This is a really interesting question. Clearly sending a 60FPS stream of 720p gameplay (uncompressed!) is going to be out of the question, but there are a few straight-forward strategies for reducing the bandwidth of images in GameMaker. Here's what immediately springs to mind:
- Scale down your surface to 1/2 width & 1/2 height (which is 1/4 area and therefore 1/4 bytes)
- Update the surface every third frame, dropping you down to 20FPS
- Use the buffer compression functions (which are lossless)
As people have mentioned, 720p at 60FPS is 211mb/s. With the first two strategies, which reduce amount of data being transmitted by 12x, that drops down to 18mb/s which is... more reasonable. With compression in there, you can probably get that down to around 15mb/s which
might be doable. This does mean people will see the game blurry as hell and at a 20FPS in 360p which... might not be what you're after! I also don't know if buffer compression is going to be fast enough to keep up - ideally we'd use a thread for that but no dice in GM at this time.
There's a bit of annoyance here insofar that for what you're trying to do you probably have no interest in the alpha channel of your surface. GM doesn't offer a way to render to 24-bit image buffers otherwise you could shave off 25% of your transmission size simply by ignoring the alpha channel. I'd imagine buffer compression would recognise the alpha channel and mostly compress that away, but it's wasted time and space regardless.

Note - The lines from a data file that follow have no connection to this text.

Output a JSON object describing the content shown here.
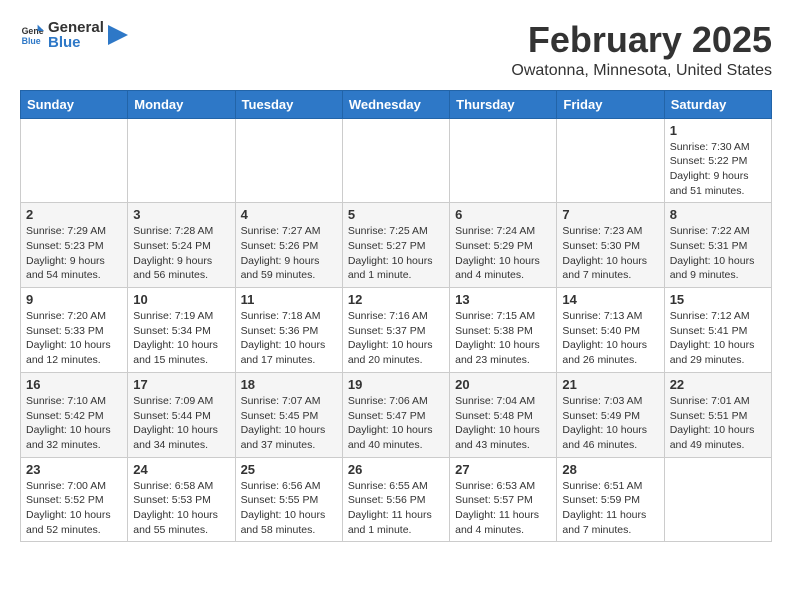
{
  "header": {
    "logo_general": "General",
    "logo_blue": "Blue",
    "title": "February 2025",
    "subtitle": "Owatonna, Minnesota, United States"
  },
  "weekdays": [
    "Sunday",
    "Monday",
    "Tuesday",
    "Wednesday",
    "Thursday",
    "Friday",
    "Saturday"
  ],
  "weeks": [
    [
      {
        "day": "",
        "info": ""
      },
      {
        "day": "",
        "info": ""
      },
      {
        "day": "",
        "info": ""
      },
      {
        "day": "",
        "info": ""
      },
      {
        "day": "",
        "info": ""
      },
      {
        "day": "",
        "info": ""
      },
      {
        "day": "1",
        "info": "Sunrise: 7:30 AM\nSunset: 5:22 PM\nDaylight: 9 hours\nand 51 minutes."
      }
    ],
    [
      {
        "day": "2",
        "info": "Sunrise: 7:29 AM\nSunset: 5:23 PM\nDaylight: 9 hours\nand 54 minutes."
      },
      {
        "day": "3",
        "info": "Sunrise: 7:28 AM\nSunset: 5:24 PM\nDaylight: 9 hours\nand 56 minutes."
      },
      {
        "day": "4",
        "info": "Sunrise: 7:27 AM\nSunset: 5:26 PM\nDaylight: 9 hours\nand 59 minutes."
      },
      {
        "day": "5",
        "info": "Sunrise: 7:25 AM\nSunset: 5:27 PM\nDaylight: 10 hours\nand 1 minute."
      },
      {
        "day": "6",
        "info": "Sunrise: 7:24 AM\nSunset: 5:29 PM\nDaylight: 10 hours\nand 4 minutes."
      },
      {
        "day": "7",
        "info": "Sunrise: 7:23 AM\nSunset: 5:30 PM\nDaylight: 10 hours\nand 7 minutes."
      },
      {
        "day": "8",
        "info": "Sunrise: 7:22 AM\nSunset: 5:31 PM\nDaylight: 10 hours\nand 9 minutes."
      }
    ],
    [
      {
        "day": "9",
        "info": "Sunrise: 7:20 AM\nSunset: 5:33 PM\nDaylight: 10 hours\nand 12 minutes."
      },
      {
        "day": "10",
        "info": "Sunrise: 7:19 AM\nSunset: 5:34 PM\nDaylight: 10 hours\nand 15 minutes."
      },
      {
        "day": "11",
        "info": "Sunrise: 7:18 AM\nSunset: 5:36 PM\nDaylight: 10 hours\nand 17 minutes."
      },
      {
        "day": "12",
        "info": "Sunrise: 7:16 AM\nSunset: 5:37 PM\nDaylight: 10 hours\nand 20 minutes."
      },
      {
        "day": "13",
        "info": "Sunrise: 7:15 AM\nSunset: 5:38 PM\nDaylight: 10 hours\nand 23 minutes."
      },
      {
        "day": "14",
        "info": "Sunrise: 7:13 AM\nSunset: 5:40 PM\nDaylight: 10 hours\nand 26 minutes."
      },
      {
        "day": "15",
        "info": "Sunrise: 7:12 AM\nSunset: 5:41 PM\nDaylight: 10 hours\nand 29 minutes."
      }
    ],
    [
      {
        "day": "16",
        "info": "Sunrise: 7:10 AM\nSunset: 5:42 PM\nDaylight: 10 hours\nand 32 minutes."
      },
      {
        "day": "17",
        "info": "Sunrise: 7:09 AM\nSunset: 5:44 PM\nDaylight: 10 hours\nand 34 minutes."
      },
      {
        "day": "18",
        "info": "Sunrise: 7:07 AM\nSunset: 5:45 PM\nDaylight: 10 hours\nand 37 minutes."
      },
      {
        "day": "19",
        "info": "Sunrise: 7:06 AM\nSunset: 5:47 PM\nDaylight: 10 hours\nand 40 minutes."
      },
      {
        "day": "20",
        "info": "Sunrise: 7:04 AM\nSunset: 5:48 PM\nDaylight: 10 hours\nand 43 minutes."
      },
      {
        "day": "21",
        "info": "Sunrise: 7:03 AM\nSunset: 5:49 PM\nDaylight: 10 hours\nand 46 minutes."
      },
      {
        "day": "22",
        "info": "Sunrise: 7:01 AM\nSunset: 5:51 PM\nDaylight: 10 hours\nand 49 minutes."
      }
    ],
    [
      {
        "day": "23",
        "info": "Sunrise: 7:00 AM\nSunset: 5:52 PM\nDaylight: 10 hours\nand 52 minutes."
      },
      {
        "day": "24",
        "info": "Sunrise: 6:58 AM\nSunset: 5:53 PM\nDaylight: 10 hours\nand 55 minutes."
      },
      {
        "day": "25",
        "info": "Sunrise: 6:56 AM\nSunset: 5:55 PM\nDaylight: 10 hours\nand 58 minutes."
      },
      {
        "day": "26",
        "info": "Sunrise: 6:55 AM\nSunset: 5:56 PM\nDaylight: 11 hours\nand 1 minute."
      },
      {
        "day": "27",
        "info": "Sunrise: 6:53 AM\nSunset: 5:57 PM\nDaylight: 11 hours\nand 4 minutes."
      },
      {
        "day": "28",
        "info": "Sunrise: 6:51 AM\nSunset: 5:59 PM\nDaylight: 11 hours\nand 7 minutes."
      },
      {
        "day": "",
        "info": ""
      }
    ]
  ]
}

If you're making a pixel art game with scaling then you can use other compression strategies. If you're natively rendering at 360p and scaling up to 720p then you can skip the scaling down part of the process and maintain a nice clear image. If your game has a limited colour palette, up to 256 colours all at 100% alpha, then you can use the 32-bit nature of GM's surfaces to your advantage. You can make a compression system that turns a 2x2 block of input pixels into a single 4x8-bit output pixel, and you can also write that in a shader which is parallelised and faster than a CPU-side compression algo. With a cleverly designed LUT texture, you can achieve a 4:1 compression ratio with a modest performance penalty if you accept the aforementioned 256 colour limitation. If you have a 360p pixel art game and you're compressing it in this way, you can run at 30FPS with a bandwidth of 6.6mb/s which is within reach of some (but by no means all) consumer connections.
At the end of the day, this is mostly academic. You shouldn't really be trying to send packets substantially larger than 1kb (Ethernet has a maximum transmission unit of 1518 bytes which usually acts as an upper limit on the realistic packet size) so a 6.6mb/s stream will require thousands upon thousands of packets to be handled every frame. Additionally, although a connection may be capable of a given bandwidth, that doesn't mean those packets are going to arrive smoothly or consistently. Running a local simulation is always going to achieve a better experience because the client can fill in the blanks if packets arrive in fits and starts. This is where the bulk of multiplayer programming is, and it's for good reason.
As a closing remark, if you don't want to run an
actual simulation on the client then, instead of sending the entire surface, you can send information on what the draw calls are. This will rather severely limit what kind of draw calls you can make and will incur a substantial performance penalty on the server, but with some imaginative thinking I reckon you could achieve some impressive results. This would mean caching all the relevant draw calls for a single frame and sending those over as a set of instructions to be executed on the client e.g.
draw_sprite_ext()
will get boiled down to a few integers and floats which represent a
draw_sprite_ext()
call that the client can then execute. This is effectively a one-way
remote procedure call, which is a topic all of its own that I encourage you to look into.